I'm new to the concept of joint conditionals, and I want to make sure that a move I made is valid and logic.
$$X\sim Geom(0.21) \rightarrow P(X=k)=(0.79)^{k-1}\times0.21$$ $$Y|X\sim Poisson(x+1)\rightarrow P(Y=y|X=x)=\frac{e^{-(x+1)}(x+1)^y}{y!}$$ $$P(Y=0) = ? $$ then we know that $P(Y=y) = \sum_{x=1}^{\infty}P(Y=y|X=x)P(X=x)$ from the Law of total probability and since X distributes geometrically its support $x \in {[1,2,3...]}$ so we sum from $x=1$.
My question is whether I can decide that $y=0$ before I sum, and instead of getting a general function $P(Y=y)$ I'll immediately get the value of $P(y=0)$.

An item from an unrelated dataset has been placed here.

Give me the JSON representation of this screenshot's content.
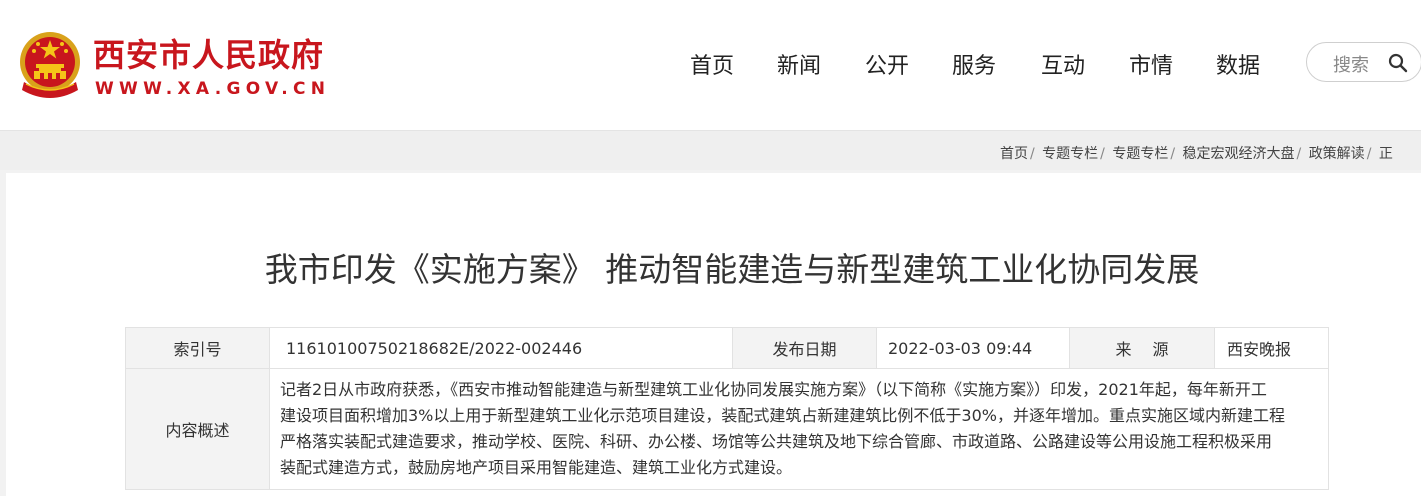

$$P(Y=0) = \sum_{x=1}^{\infty}{P(Y=0|X=x)P(X=x)} = \sum_{x=1}^{\infty}\frac{e^{-(x+1)}(x+1)^0}{0!}\times {(0.79)^{x-1}\times0.21}=\sum_{x=1}^{\infty}\frac{(0.79)^{x-1}\times0.21}{e^{(x+1)}}=\frac{0.21}{0.79\times e}\sum_{x=1}^{\infty}(\frac{0.79}{e})^x =0.04006$$
Was it valid to already set the value $Y=0$ before finding the general probability function in order to avoid the sum of a very unpleasant form? Do moves like that might lead to mistakes or to totally wrong values in general?